Chemical mechanism and substrate specificity of RhlI, an acylhomoserine lactone synthase from Pseudomonas aeruginosa.

The enzyme RhlI catalyzes the formation of N-butyrylhomoserine lactone from S-adenosylmethionine and N-butyrylacyl carrier protein. N-Butyrylhomoserine lactone serves as a quorum-sensing signal molecule in Pseudomonas aeruginosa, and is implicated in the regulation of many processes involved in bacterial virulence and infectivity. The P. aeruginosa genome contains three genes encoding acyl carrier proteins. We have cloned all three genes, expressed the acyl carrier proteins, and characterized each as a substrate for RhlI. A continuous, spectrophotometric assay was developed to facilitate kinetic and mechanistic studies of RhlI. Acp1, which has not been characterized previously, was a good substrate for RhlI, with a K(m) of 7 microM; the reaction proceeded with a k(cat) value of 0.35 s(-1). AcpP, which supports fatty acid biosynthesis, was also a good substrate in the RhlI reaction, where k(cat) was 0.46 s(-1), and the K(m) for AcpP was 6 microM. The third acyl carrier protein, Acp3, was a poor substrate for RhlI, with a K(m) of 280 microM; k(cat) was 0.03 s(-1). Taken together with microarray data from the literature which show that expression of the gene encoding Acp1 is under the control of the quorum-sensing system, our data suggest that Acp1 is likely to be the substrate for RhlI in vivo.
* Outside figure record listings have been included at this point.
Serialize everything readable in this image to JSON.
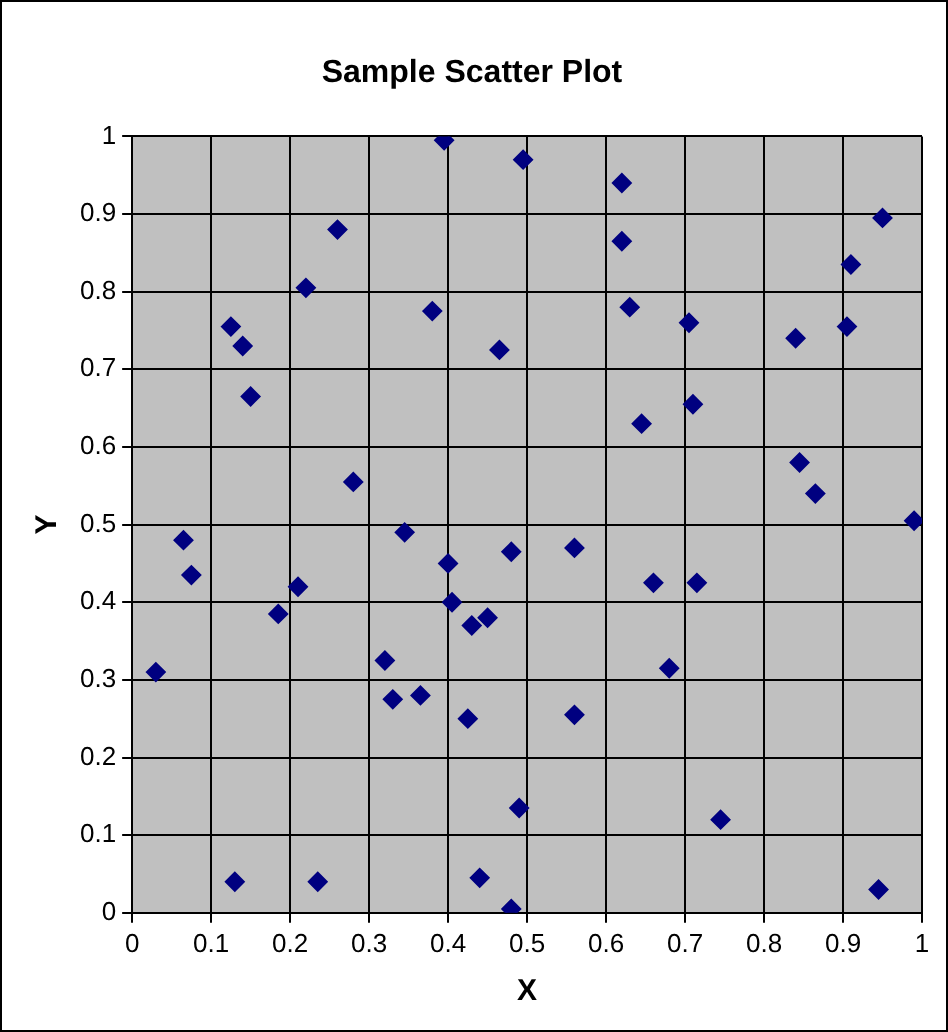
{
  "chart_data": {
    "type": "scatter",
    "title": "Sample Scatter Plot",
    "xlabel": "X",
    "ylabel": "Y",
    "series": [
      {
        "color": "#000080",
        "x": [
          0.03,
          0.065,
          0.075,
          0.125,
          0.14,
          0.15,
          0.13,
          0.185,
          0.21,
          0.22,
          0.26,
          0.235,
          0.28,
          0.32,
          0.33,
          0.345,
          0.365,
          0.38,
          0.395,
          0.4,
          0.405,
          0.425,
          0.43,
          0.44,
          0.45,
          0.465,
          0.48,
          0.48,
          0.495,
          0.49,
          0.56,
          0.56,
          0.62,
          0.62,
          0.63,
          0.645,
          0.66,
          0.68,
          0.705,
          0.71,
          0.715,
          0.745,
          0.84,
          0.845,
          0.865,
          0.905,
          0.91,
          0.945,
          0.95,
          0.99
        ],
        "values": [
          0.31,
          0.48,
          0.435,
          0.755,
          0.73,
          0.665,
          0.04,
          0.385,
          0.42,
          0.805,
          0.88,
          0.04,
          0.555,
          0.325,
          0.275,
          0.49,
          0.28,
          0.775,
          0.995,
          0.45,
          0.4,
          0.25,
          0.37,
          0.045,
          0.38,
          0.725,
          0.465,
          0.005,
          0.97,
          0.135,
          0.47,
          0.255,
          0.94,
          0.865,
          0.78,
          0.63,
          0.425,
          0.315,
          0.76,
          0.655,
          0.425,
          0.12,
          0.74,
          0.58,
          0.54,
          0.755,
          0.835,
          0.03,
          0.895,
          0.505
        ]
      }
    ],
    "xlim": [
      0,
      1
    ],
    "xticks": [
      0,
      0.1,
      0.2,
      0.3,
      0.4,
      0.5,
      0.6,
      0.7,
      0.8,
      0.9,
      1
    ],
    "ylim": [
      0,
      1
    ],
    "yticks": [
      0,
      0.1,
      0.2,
      0.3,
      0.4,
      0.5,
      0.6,
      0.7,
      0.8,
      0.9,
      1
    ],
    "grid": true,
    "legend": false,
    "marker": "diamond"
  }
}
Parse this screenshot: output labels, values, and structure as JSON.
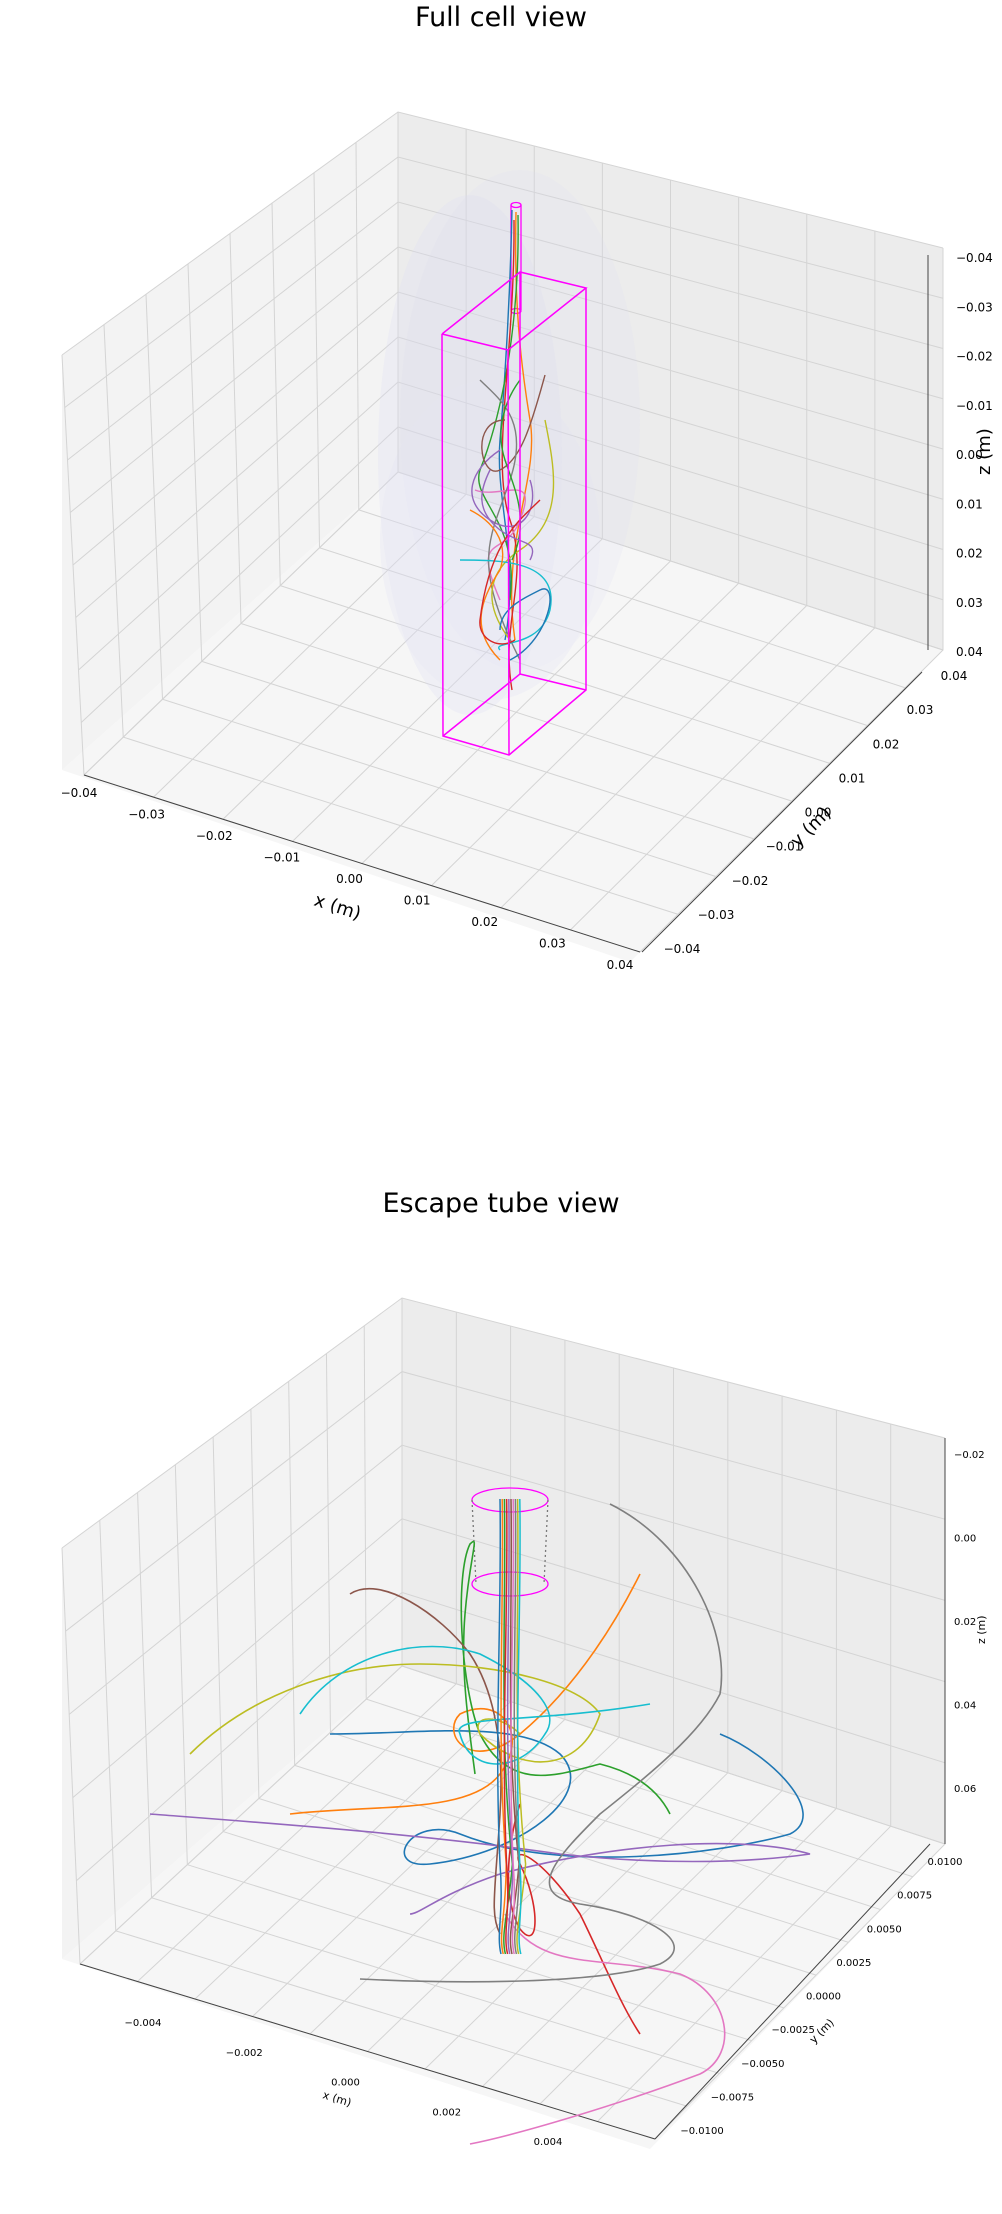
{
  "chart_data": [
    {
      "type": "line",
      "chart_kind": "3d-trajectories",
      "title": "Full cell view",
      "xlabel": "x (m)",
      "ylabel": "y (m)",
      "zlabel": "z (m)",
      "xlim": [
        -0.04,
        0.04
      ],
      "ylim": [
        -0.04,
        0.04
      ],
      "zlim": [
        -0.04,
        0.04
      ],
      "x_ticks": [
        "−0.04",
        "−0.03",
        "−0.02",
        "−0.01",
        "0.00",
        "0.01",
        "0.02",
        "0.03",
        "0.04"
      ],
      "y_ticks": [
        "−0.04",
        "−0.03",
        "−0.02",
        "−0.01",
        "0.00",
        "0.01",
        "0.02",
        "0.03",
        "0.04"
      ],
      "z_ticks": [
        "−0.04",
        "−0.03",
        "−0.02",
        "−0.01",
        "0.00",
        "0.01",
        "0.02",
        "0.03",
        "0.04"
      ],
      "grid": true,
      "outline_color": "#ff00ff",
      "series_colors": [
        "#1f77b4",
        "#ff7f0e",
        "#2ca02c",
        "#d62728",
        "#9467bd",
        "#8c564b",
        "#e377c2",
        "#7f7f7f",
        "#bcbd22",
        "#17becf"
      ]
    },
    {
      "type": "line",
      "chart_kind": "3d-trajectories",
      "title": "Escape tube view",
      "xlabel": "x (m)",
      "ylabel": "y (m)",
      "zlabel": "z (m)",
      "xlim": [
        -0.0055,
        0.0055
      ],
      "ylim": [
        -0.0105,
        0.0105
      ],
      "zlim": [
        -0.035,
        0.062
      ],
      "x_ticks": [
        "−0.004",
        "−0.002",
        "0.000",
        "0.002",
        "0.004"
      ],
      "y_ticks": [
        "−0.0100",
        "−0.0075",
        "−0.0050",
        "−0.0025",
        "0.0000",
        "0.0025",
        "0.0050",
        "0.0075",
        "0.0100"
      ],
      "z_ticks": [
        "−0.02",
        "0.00",
        "0.02",
        "0.04",
        "0.06"
      ],
      "grid": true,
      "outline_color": "#ff00ff",
      "series_colors": [
        "#1f77b4",
        "#ff7f0e",
        "#2ca02c",
        "#d62728",
        "#9467bd",
        "#8c564b",
        "#e377c2",
        "#7f7f7f",
        "#bcbd22",
        "#17becf"
      ]
    }
  ]
}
Isotope labeling studies were conducted to investigate the chemical mechanism of the RhlI-catalyzed lactonization reaction. Solvent deuterons were not incorporated into product, which implicates a direct attack mechanism in which the carboxylate oxygen of the presumptive N-butyryl-SAM intermediate attacks the methylene carbon adjacent to the sulfonium ion. Alternative mechanisms, in which N-butyrylvinylglycine is formed via elimination of methylthioadenosine, were ruled out on the basis of the observation that RhlI failed to convert authentic N-butyrylvinylglycine to N-butyryl-L-homoserine lactone.